En Marburgo, Cassirer comenzó a trabajar en epistemología en el otoño de 1896. Para ello, la disertación sobre Descartes y la premiada, pero no aceptada como tesis de habilitación sobre los fundamentos científicos del sistema de Leibniz (1902), en la que describía el pensamiento matemático de Descartes a Leibniz como base del conocimiento científico. En el siguiente paso, amplió su pregunta para incluir el conocimiento en general y en 1906 y 1907 publicó los dos primeros volúmenes de la historia en cuatro volúmenes sobre el desarrollo más reciente del problema del conocimiento.
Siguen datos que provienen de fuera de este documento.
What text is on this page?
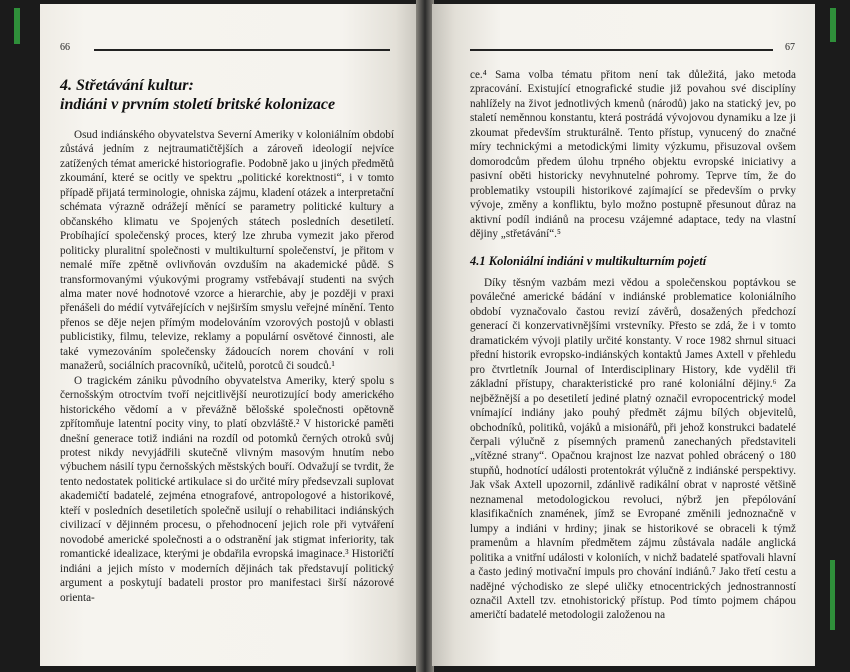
66
4. Střetávání kultur:
indiáni v prvním století britské kolonizace

Osud indiánského obyvatelstva Severní Ameriky v koloniálním období zůstává jedním z nejtraumatičtějších a zároveň ideologií nejvíce zatížených témat americké historiografie. Podobně jako u jiných předmětů zkoumání, které se ocitly ve spektru „politické korektnosti“, i v tomto případě přijatá terminologie, ohniska zájmu, kladení otázek a interpretační schémata výrazně odrážejí měnící se parametry politické kultury a občanského klimatu ve Spojených státech posledních desetiletí. Probíhající společenský proces, který lze zhruba vymezit jako přerod politicky pluralitní společnosti v multikulturní společenství, je přitom v nemalé míře zpětně ovlivňován ovzduším na akademické půdě. S transformovanými výukovými programy vstřebávají studenti na svých alma mater nové hodnotové vzorce a hierarchie, aby je později v praxi přenášeli do médií vytvářejících v nejširším smyslu veřejné mínění. Tento přenos se děje nejen přímým modelováním vzorových postojů v oblasti publicistiky, filmu, televize, reklamy a populární osvětové činnosti, ale také vymezováním společensky žádoucích norem chování v roli manažerů, sociálních pracovníků, učitelů, porotců či soudců.¹

O tragickém zániku původního obyvatelstva Ameriky, který spolu s černošským otroctvím tvoří nejcitlivější neurotizující body amerického historického vědomí a v převážně bělošské společnosti opětovně zpřítomňuje latentní pocity viny, to platí obzvláště.² V historické paměti dnešní generace totiž indiáni na rozdíl od potomků černých otroků svůj protest nikdy nevyjádřili skutečně vlivným masovým hnutím nebo výbuchem násilí typu černošských městských bouří. Odvažují se tvrdit, že tento nedostatek politické artikulace si do určité míry předsevzali suplovat akademičtí badatelé, zejména etnografové, antropologové a historikové, kteří v posledních desetiletích společně usilují o rehabilitaci indiánských civilizací v dějinném procesu, o přehodnocení jejich role při vytváření novodobé americké společnosti a o odstranění jak stigmat inferiority, tak romantické idealizace, kterými je obdařila evropská imaginace.³ Historičtí indiáni a jejich místo v moderních dějinách tak představují politický argument a poskytují badateli prostor pro manifestaci širší názorové orienta-

67

ce.⁴ Sama volba tématu přitom není tak důležitá, jako metoda zpracování. Existující etnografické studie již povahou své disciplíny nahlížely na život jednotlivých kmenů (národů) jako na statický jev, po staletí neměnnou konstantu, která postrádá vývojovou dynamiku a lze ji zkoumat především strukturálně. Tento přístup, vynucený do značné míry technickými a metodickými limity výzkumu, přisuzoval ovšem domorodcům předem úlohu trpného objektu evropské iniciativy a pasivní oběti historicky nevyhnutelné pohromy. Teprve tím, že do problematiky vstoupili historikové zajímající se především o prvky vývoje, změny a konfliktu, bylo možno postupně přesunout důraz na aktivní podíl indiánů na procesu vzájemné adaptace, tedy na vlastní dějiny „střetávání“.⁵

4.1 Koloniální indiáni v multikulturním pojetí

Díky těsným vazbám mezi vědou a společenskou poptávkou se poválečné americké bádání v indiánské problematice koloniálního období vyznačovalo častou revizí závěrů, dosažených předchozí generací či konzervativnějšími vrstevníky. Přesto se zdá, že i v tomto dramatickém vývoji platily určité konstanty. V roce 1982 shrnul situaci přední historik evropsko-indiánských kontaktů James Axtell v přehledu pro čtvrtletník Journal of Interdisciplinary History, kde vydělil tři základní přístupy, charakteristické pro rané koloniální dějiny.⁶ Za nejběžnější a po desetiletí jediné platný označil evropocentrický model vnímající indiány jako pouhý předmět zájmu bílých objevitelů, obchodníků, politiků, vojáků a misionářů, při jehož konstrukci badatelé čerpali výlučně z písemných pramenů zanechaných představiteli „vítězné strany“. Opačnou krajnost lze nazvat pohled obrácený o 180 stupňů, hodnotící události protentokrát výlučně z indiánské perspektivy. Jak však Axtell upozornil, zdánlivě radikální obrat v naprosté většině neznamenal metodologickou revoluci, nýbrž jen přepólování klasifikačních znamének, jímž se Evropané změnili jednoznačně v lumpy a indiáni v hrdiny; jinak se historikové se obraceli k týmž pramenům a hlavním předmětem zájmu zůstávala nadále anglická politika a vnitřní události v koloniích, v nichž badatelé spatřovali hlavní a často jediný motivační impuls pro chování indiánů.⁷ Jako třetí cestu a nadějné východisko ze slepé uličky etnocentrických jednostranností označil Axtell tzv. etnohistorický přístup. Pod tímto pojmem chápou američtí badatelé metodologii založenou na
Cassirer se apoyó de cerca en Paul Natorp. Cassirer rechaza un a priori (como principio constitutivo) ligado a la sensualidad. Por tanto, el espacio y el tiempo ya no son a priori, sino primeras impresiones. Cassirer solo reconoce el a priori ligado a la razón (por ejemplo, la causalidad) como un principio regulador. El a priori es un requisito previo para todo juicio fáctico, pero no fijo como las categorías de Kant. A priori son invariantes lógicos en los que se basa toda determinación de la experiencia de la ley natural. Los representantes de la Escuela de Marburgo abandonan así un supuesto esencial de Kant, a saber, el dualismo de la sensualidad y la comprensión. Esto conduce a un cambio hacia el idealismo.
Su camino independiente comenzó con el texto Concepto de sustancia y concepto de función (1910). Cassirer muestra que los conceptos de matemáticas y ciencias naturales son relaciones y no cosas. En consecuencia, una cosidad solo se crea con conceptos. Según Cassirer, los conceptos de las ciencias estrictas son miembros de una serie en la que vinculan la multiplicidad de la percepción de una determinada manera y, según una “ley” prescrita, transcurren en un proceso infinito del progreso de las ciencias. Para Cassirer, el objeto de conocimiento es un tejido de relaciones. La "unidad de pensar y ser" resulta de los dos principios de "convergencia de series" y "convergencia de experiencia". La teoría de la naturaleza no es una especulación, sino una descripción de lo dado, con el lenguaje simbólico de las matemáticas, en el que no hay representación, sino que sólo se establece una relación clara como relación. La ciencia empírica es la disección analítica y la conexión sintética de subsistemas a un todo. Muy versado en la discusión física entonces actual, Cassirer se apegó al principio del método crítico de Kant incluso después de revaluar la relación espacio-tiempo a través de la teoría de la relatividad (1921) y tomó posiciones similares sobre el intuicionismo matemático (Luitzen Egbertus Jan Brouwer) y la posición sobre las paradojas de la teoría de conjuntos (Bertrand Russell).